Later, though, as I read more from both CPC detractors and supporters, I found that my initial enthusiasm could no longer be completely unqualified. The Time article pinpoints several of the reasons for my ambivalence.
They are staffed largely by volunteers. This is great in one sense — these are people who care enough to give their own time to help others. However, since the staffers aren’t professionals, it is extremely important that they be adequately trained to counsel women about the complex matters of fetal development, childbirth, and abortion. If that doesn’t happen, they can end up giving information of questionable accuracy, which helps nobody.
Most CPCs, including the large networks discussed in the article,* consider themselves Christian ministries. Obviously, this is a topic on which I have an outsider’s viewpoint. From that viewpoint, I don’t have a problem with (and in fact, quite admire) the kind of ministry that takes the “show we are Christians by our love” approach — helping the needy as they feel called by God to do, and letting that work make the case for the truth and power of their beliefs. But I don’t think it’s right that a person in need, who may not be Christian or have any desire to be, should have to be proselytized to in order to get help. Furthermore, some people can be tempted to employ less-than-ethical tactics in the service of a higher calling. Pastor Jeff Hutchinson admits that this is a problem he has wrestled with:
“I never would have said that the ends justify the means,” he says. “But I know that was in my heart–if lying helps save a baby’s life, that glorifies God.” He has read some pregnancy-center brochures that he suspects are maybe shading the truth in the name of a larger good. “This whole process has reminded me that Jesus is not a Machiavellian,” he says. “It really helps me trust the sovereignty of God. He’s in control of who lives and dies. My effort is to serve folks, and the means I use matter. I have to glorify Jesus. The results are in God’s hands.”
Hutchinson has changed his way of thinking and realized that he must be honest with the women he serves, and he says he now thinks about them more as individuals. It must have been hard to re-evaluate his approach to his mission, and I respect him for that. But I wonder how many others have yet to come to the realizations he has.
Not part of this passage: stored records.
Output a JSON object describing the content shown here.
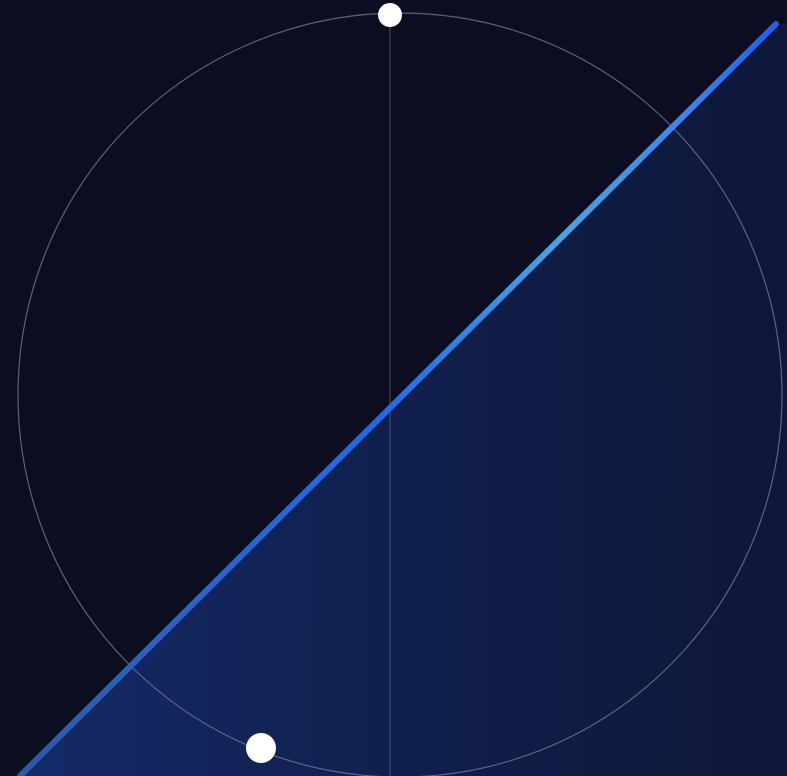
{
  "colors": {
    "background": "#0a0e20",
    "fill_region": "#10204f",
    "fill_region_dark": "#0e1738",
    "line_start": "#2a5fb8",
    "line_mid": "#246cf2",
    "line_light": "#4aa0e0",
    "line_end": "#1e5ef5",
    "circle_stroke": "#7a7f8c",
    "axis_stroke": "#5a5f6c",
    "handle": "#ffffff"
  },
  "handles": [
    {
      "name": "top-handle"
    },
    {
      "name": "bottom-handle"
    }
  ]
}
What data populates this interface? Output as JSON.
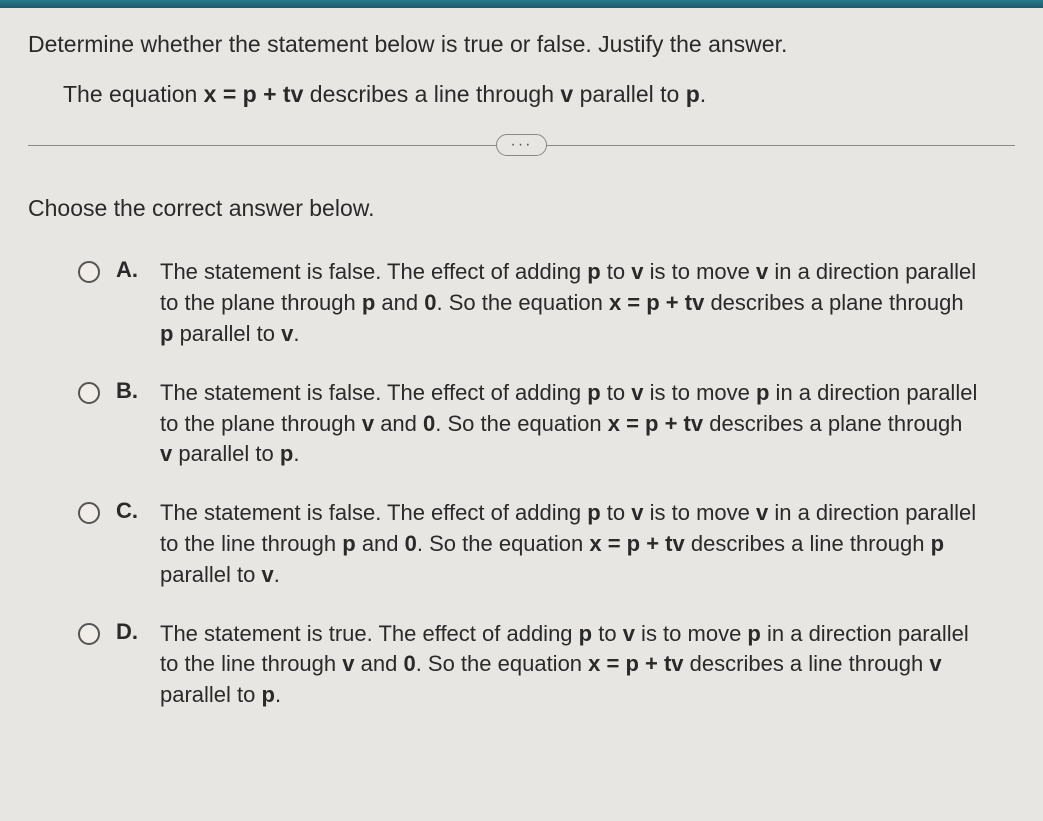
{
  "question": {
    "main": "Determine whether the statement below is true or false. Justify the answer.",
    "statement_prefix": "The equation ",
    "statement_eq": "x = p + tv",
    "statement_mid": " describes a line through ",
    "statement_v": "v",
    "statement_parallel": " parallel to ",
    "statement_p": "p",
    "statement_end": "."
  },
  "divider": "···",
  "prompt": "Choose the correct answer below.",
  "options": [
    {
      "label": "A.",
      "prefix": "The statement is false. The effect of adding ",
      "p1": "p",
      "t1": " to ",
      "v1": "v",
      "t2": " is to move ",
      "v2": "v",
      "t3": " in a direction parallel to the plane through ",
      "p2": "p",
      "t4": " and ",
      "zero": "0",
      "t5": ". So the equation ",
      "eq": "x = p + tv",
      "t6": " describes a plane through ",
      "p3": "p",
      "t7": " parallel to ",
      "v3": "v",
      "t8": "."
    },
    {
      "label": "B.",
      "prefix": "The statement is false. The effect of adding ",
      "p1": "p",
      "t1": " to ",
      "v1": "v",
      "t2": " is to move ",
      "v2": "p",
      "t3": " in a direction parallel to the plane through ",
      "p2": "v",
      "t4": " and ",
      "zero": "0",
      "t5": ". So the equation ",
      "eq": "x = p + tv",
      "t6": " describes a plane through ",
      "p3": "v",
      "t7": " parallel to ",
      "v3": "p",
      "t8": "."
    },
    {
      "label": "C.",
      "prefix": "The statement is false. The effect of adding ",
      "p1": "p",
      "t1": " to ",
      "v1": "v",
      "t2": " is to move ",
      "v2": "v",
      "t3": " in a direction parallel to the line through ",
      "p2": "p",
      "t4": " and ",
      "zero": "0",
      "t5": ". So the equation ",
      "eq": "x = p + tv",
      "t6": " describes a line through ",
      "p3": "p",
      "t7": " parallel to ",
      "v3": "v",
      "t8": "."
    },
    {
      "label": "D.",
      "prefix": "The statement is true. The effect of adding ",
      "p1": "p",
      "t1": " to ",
      "v1": "v",
      "t2": " is to move ",
      "v2": "p",
      "t3": " in a direction parallel to the line through ",
      "p2": "v",
      "t4": " and ",
      "zero": "0",
      "t5": ". So the equation ",
      "eq": "x = p + tv",
      "t6": " describes a line through ",
      "p3": "v",
      "t7": " parallel to ",
      "v3": "p",
      "t8": "."
    }
  ]
}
Finally, due to their religious foundations, most centers offer unmarried women no options for preventing pregnancy and STDs other than giving up sex. I realize that they sincerely believe this is the best advice they can give their clients, but I believe just as sincerely that this approach is both ineffective and unnecessarily limiting, and can’t support it.
Rather than tell conservative religious CPCs that they have to change their mission, I think this is another area in which the more moderate to liberal among us need to get better organized and offer alternatives that reflect our values and ideas. I’ve wished for years that there were a pro-life alternative to Planned Parenthood, where women could go for sexual health care and contraception as well as prenatal care and other forms of support for giving life to their children. I have some ideas for a later post on how we might make a start.
* I do wonder where Birthright was in all of this. From everything I have heard, they are non-proselytizing and are by far the group of CPCs most likely to allow GLBT, non-Christian, and other “non-traditional” volunteers.